The U.S. Environmental Protection Agency (EPA) in June approved the use of a bee-killing pesticide, and, more recently, the White House said it would stop collecting data on declining honey bee populations. Those who follow such developments say this move could make tracking the effects of the chemicals on bees impossible.

The U.S. Department of Agriculture (USDA) said budget cuts were to blame for the program change when it announced that it would indefinitely suspend data collection for its Honey Bee Colonies report, which has been compiled annually since 2015.

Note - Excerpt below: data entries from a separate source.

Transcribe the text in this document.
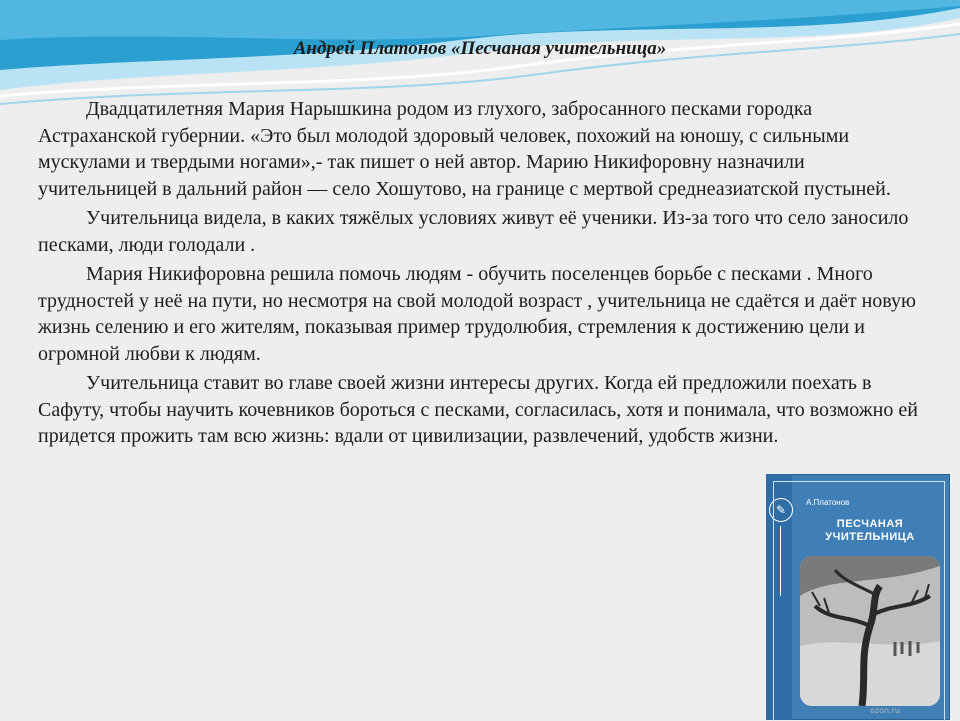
Андрей Платонов «Песчаная учительница»

Двадцатилетняя Мария Нарышкина родом из глухого, забросанного песками городка Астраханской губернии. «Это был молодой здоровый человек, похожий на юношу, с сильными мускулами и твердыми ногами»,- так пишет о ней автор. Марию Никифоровну назначили учительницей в дальний район — село Хошутово, на границе с мертвой среднеазиатской пустыней.

Учительница видела, в каких тяжёлых условиях живут её ученики. Из-за того что село заносило песками, люди голодали .

Мария Никифоровна решила помочь людям - обучить поселенцев борьбе с песками . Много трудностей у неё на пути, но несмотря на свой молодой возраст , учительница не сдаётся и даёт новую жизнь селению и его жителям, показывая пример трудолюбия, стремления к достижению цели и огромной любви к людям.

Учительница ставит во главе своей жизни интересы других. Когда ей предложили поехать в Сафуту, чтобы научить кочевников бороться с песками, согласилась, хотя и понимала, что возможно ей придется прожить там всю жизнь: вдали от цивилизации, развлечений, удобств жизни.

✎
А.Платонов
ПЕСЧАНАЯ
УЧИТЕЛЬНИЦА
ozon.ru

These bee reports have been designed to help scientists and farmers assess the decline of honey bees, which are responsible for pollinating one in every three bites of food taken by humans. The number of honey bee hives in the U.S. dropped from about six million in 1947 to 2.4 million a decade ago. Beekeepers reported in 2018 that 40% of honey bee hives had collapsed because of a combination of factors, including pesticide use.

Scientists say continuously monitoring the health of honey bee hives in vital to understanding why and how they are in decline. Likewise, researchers say they must continue to mitigate any negative effects on bees before there are any problems with crop management and food production.

Honey bees pollinate flowers, fruits and vegetables, and support about $20 billion worth of crop production in the U.S. annually, Matthew Mulica, senior project manager at the Keystone Policy Center, a consulting company that works with the Honey Bee Health Coalition, told ABC News.

Worldwide, honey bees and other pollinators help produce about $170 billion in crops.

Between Oct. 1, 2018, and April 1, 2019, more than 37% of the managed honey bee population -- colonies kept by commercial beekeepers — declined, 7 percentage points lower than the same time frame during the winter of 2017-18, data from the Bee Informed Partnership, a nonprofit associated with the University of Maryland, pointed out.

The current losses to bee colonies is unsustainable for food production, scientists predict. The EPA action to allow insecticide that kills bees will add to the current crater, they say. Much of the produce seen in grocery stores — watermelon, apples, peppers, cucumbers — and nuts are pollinated by honey bees managed by commercial beekeepers.

These U.S. crops are produced with the help of 2.6 million colonies transported from place to place during peak flowering. Of the $20 billion worth of U.S. crop production supported by pollinators, commercial honey bees are responsible for about half. Wild bees and other pollinators pollinate the rest.

However, despite chemical-related death, the largest contributor to the decline of bee health is the varroa mite, a parasite that invades hives and spreads diseases. Other reasons for the loss in population are loss of habitat and poor management practices. Incidental exposure to pesticides, pests and other diseases within the hive also affect bee populations, ABC News reports.

Despite the population devastation, honey bees are not currently under threat of extinction. But as their populations decline, they will become costlier to manage and for farmers to procure, which can impact the price of food.

Researchers continue to examine which pesticides can potentially be replaced with chemicals that are more bee-friendly, and what changes can be made to habitats to encourage more bees, such as planting wildflowers instead of green grass in the front yard and encouraging homeowners to mow their lawns less often.

"The decision to suspend data collection was not made lightly, but was necessary given available fiscal and program resources," a July 1 statement from the USDA read.